I've tried gaming the situation. Best I can tell, it just complicates management's life. Maybe some players sign "early/low" out of fear of being the last man standing, but it also works the other way.
Long term, salaries would rise and the market would not be free due to players getting locked up into long term contracts. Short term, it would have produced a drag on a good chunk of salaries as a few star players would get the lionshare of pay and the rest would be viewed as interchangeable.
The risk, from Miller's POV, would be that the ensuing chaos of everybody being a free agent would scare/piss the players off enough that it would turn them away from Miller and his guidance. If the vast majority of players felt they were getting screwed while the 1% were getting rich it would cause a schism between the players that create the power and the players that form the core of the union. Not good at all for Miller.

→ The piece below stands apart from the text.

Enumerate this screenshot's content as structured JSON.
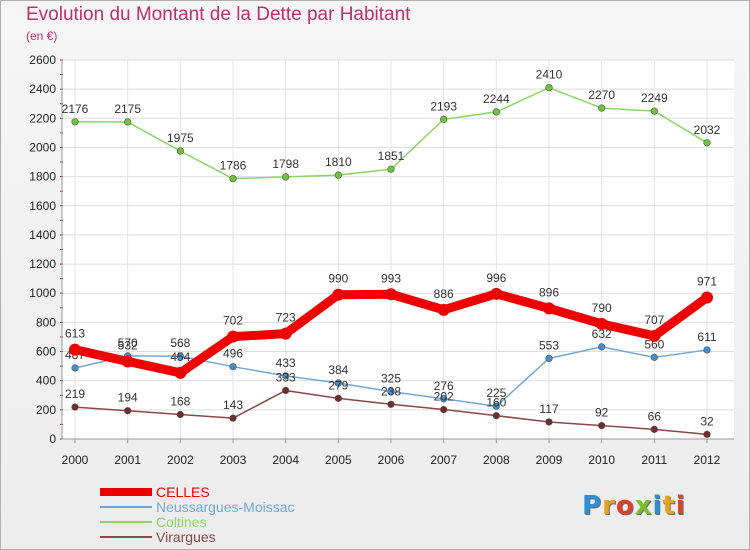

But the bit about the Miller/Finley debate is that I fail to see how you enforce 1-year contracts only. Sure, it could go into the CBA but why would the players agree to such silliness? And if it wasn't part of the CBA but only 1-year contracts were on offer, the collusion case is easy.
You're the Devil Rays and you've gotten the rights to Evan Longoria ... are you really only going to offer him a 1-year contract at 22 then let him become FA? Of course not, you're going to do essentially what the Rays did under the current system. And it's probably going to cost the Rays more.
What the system does is shift money from young to old but I'm not at all convinced that the overall money would be substantially different. The thornier question in my opinion is the distribution of young talent. Do you go back to amateur free-for-all or do you still have a draft? If you have a draft, what are the incentives for the Rays to develop Longoria to begin with if they aren't guaranteed to be able to keep him. If you don't have a draft, you have substantial competitive imbalance.
Anyway, think of the money that Kerry Wood and Mark Prior would have gotten if the Cubs might have lost them after their rookie years. The Cubs would have backed the money truck up to their doors ... and regretted it. :-) Bryce Harper or Mike Trout might right now be the highest paid players in the game.